In December 2010, the Canadian Parliament passed Bill C-28, which was formerly known as the Fighting Internet and Wireless Spam Act (FISA). It is anticipated that FISA will come into force 6 – 8 months, once the regulations are in place.

FISA will affect how educational institutions market and otherwise communicate with others. This article focuses on the prohibition on sending unsolicited commercial electronic messages.  


FISA prohibits the sending of a commercial electronic message to an electronic address (e.g., e-mail, instant messaging) unless: (a) the recipient of the message has consented to receiving it, and (b) the message sets out certain information including how to unsubscribe from future messages. The prohibition applies to the sender and any person who acts on behalf of the sender, such as marketing agencies hired by an educational institution.


A commercial electronic message is a message sent by any means of telecommunication (including a text, sound, voice or image message) where it would be reasonable to conclude that one of its purposes is to encourage participation in a commercial activity. The content, hyperlinks, and contact information contained in the message would be considered in determining the purpose of the message. A commercial activity means any particular transaction, act or conduct or regular course of conduct that is of a commercial character, whether or not the person who carries it out does so expecting profit.


Consent from a recipient can be express or implied. FISA sets out specific requirements for when express consent is obtained.

FISA also sets out a number of situations where consent may be implied. One is where the sender of the message has an “existing business relationship” or an “existing non-business relationship” with the recipient of the message.

An example of an existing business relationship is where the sender and recipient have a business relationship arising from the purchase of a product, goods, or a service within 2 years of when the message was sent.

The definition of “existing non-business relationship” includes a non-business relationship between a sender and recipient arising from the following situations:

  1. a donation or gift made by the recipient to the sender within 2 years of when the message was sent, where the sender is a registered charity as defined under s. 248(1) of the Income Tax Act;
  2. volunteer work performed by the recipient for the sender, or attendance at a meeting organized by the sender, within 2 years of when the message was sent, where the sender is a registered charity as defined under s. 248(1) of the Income Tax Act; or
  3. membership (as defined in the regulations) by the recipient in a club, association or voluntary organization (as defined in the regulations), within 2 years of when the message was sent.  

Note that an electronic message requesting consent to send a commercial electronic message is considered a commercial electronic message.


Information required to be in the message includes information on the person who sent the message (as well as the person on whose behalf the message is sent, if different) and information allowing the recipient to contact the sender. The contact information of the sender must be valid for at least 60 days after the message has been sent. The message must also include information allowing the recipient to unsubscribe from receiving commercial electronic messages from the sender. The unsubscribe mechanism must be at no cost to the recipient, by way of the same electronic means the message was sent, and specify an electronic address or link to an internet page. The sender must ensure that the electronic address or link is valid for at least 60 days after the message has been sent. The sender has 10 business days to effect the recipient’s request.
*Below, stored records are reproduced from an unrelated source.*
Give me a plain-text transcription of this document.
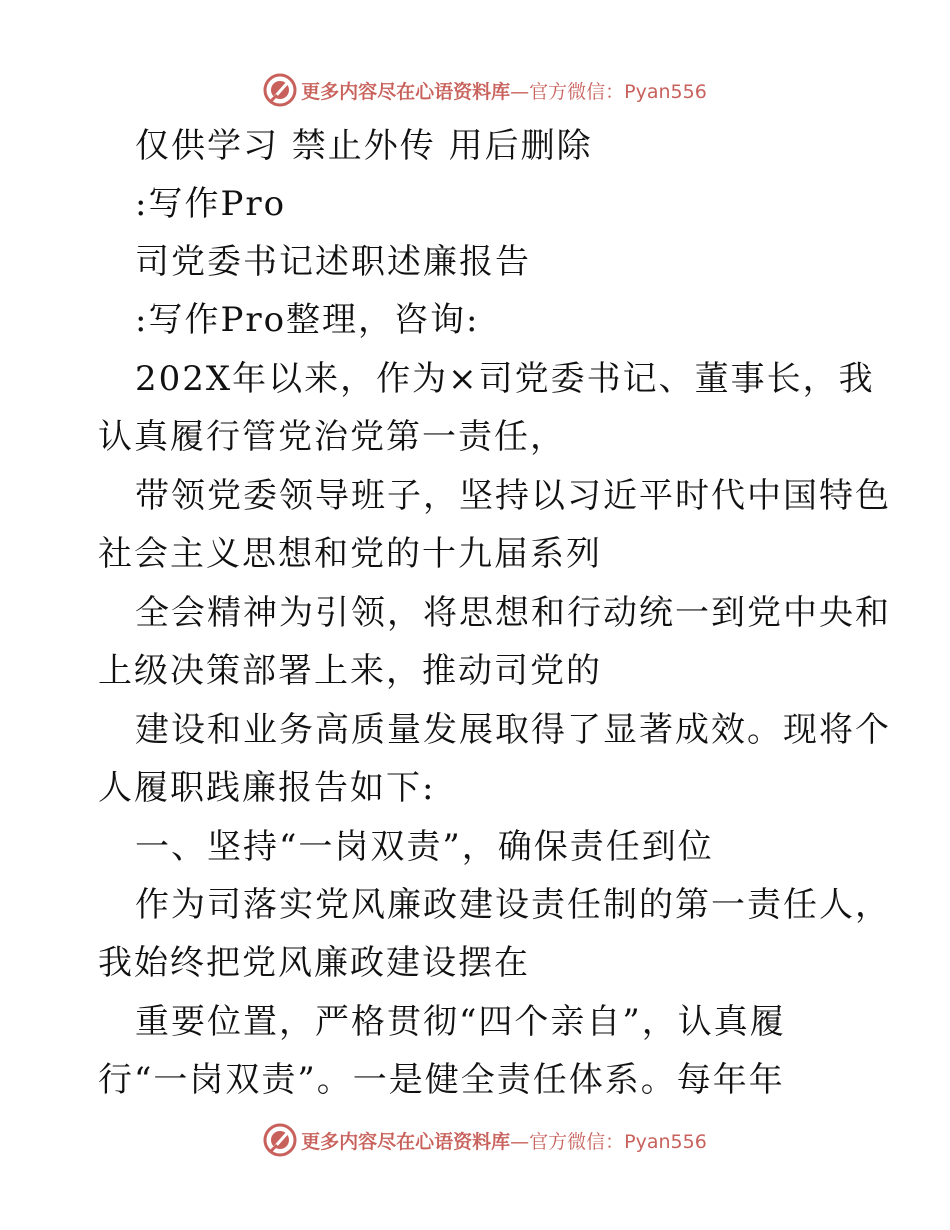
更多内容尽在心语资料库—官方微信：Pyan556
仅供学习 禁止外传 用后删除
:写作Pro
司党委书记述职述廉报告
:写作Pro整理，咨询:
202X年以来，作为×司党委书记、董事长，我
认真履行管党治党第一责任，
带领党委领导班子，坚持以习近平时代中国特色
社会主义思想和党的十九届系列
全会精神为引领，将思想和行动统一到党中央和
上级决策部署上来，推动司党的
建设和业务高质量发展取得了显著成效。现将个
人履职践廉报告如下:
一、坚持“一岗双责”，确保责任到位
作为司落实党风廉政建设责任制的第一责任人，
我始终把党风廉政建设摆在
重要位置，严格贯彻“四个亲自”，认真履
行“一岗双责”。一是健全责任体系。每年年
更多内容尽在心语资料库—官方微信：Pyan556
Although there is a three-year transition provision that provides for implied consent in limited circumstances, educational institutions will still have to set out prescribed information, including in respect of the unsubscribe mechanism, when Bill C-28 is proclaimed to be in force.


A person who contravenes the spamming provisions is liable to an administrative monetary penalty of a maximum of $1 million in the case of an individual, and $10 million in the case of any other person. FISA permits regulations to be made applying the maximum fines on a per day basis.

Officers and directors of a corporation can be held personally liable for violations. An employer can be vicariously liable for a violation committed by an employee acting within the scope of his/her employment. There is a due diligence defence to avoid liability.

FISA also provides a potential private right of action for those who are affected by the spamming violation under FISA.  


FISA also prohibits, in the course of a commercial activity, altering transmission data such that an electronic message is delivered to a destination other than, or in addition to, the destination specified by the sender, without the sender’s express consent.

In addition, FISA prohibits, in the course of a commercial activity, installing a computer program on a person’s computer system, as well as distributing electronic messages from such person’s computer system, without the owner’s or authorized user’s consent.


FISA amends other legislation, such as the Personal Information Protection and Electronic Documents Act (Canada) in terms of preventing the unauthorized collection or use or an individual’s electronic address if it was collected through a computer program designed for collecting electronic addresses. Another example is amendments to the Telecommunications Act (Canada), resulting in a possibility for the Do Not Call List to be replaced with a new regime.


Once FISA is in force, before sending out any commercial electronic messages, educational institutions will have to determine whether they have the proper consent and that their messages include the information and unsubscribe mechanism required by FISA. In addition, if their electronic marketing practices involve the distribution of software that would be captured under FISA, they must comply with disclosure and consent requirements.

Moreover, educational institutions will need to ensure that their third party service providers are knowledgeable about FISA and will comply with FISA when assisting with and implementing marketing and communication programs and services.

Educational institutions should start reviewing their marketing and communication practices now to determine how to comply with FISA, as the internal process to effect compliance could require substantial lead time.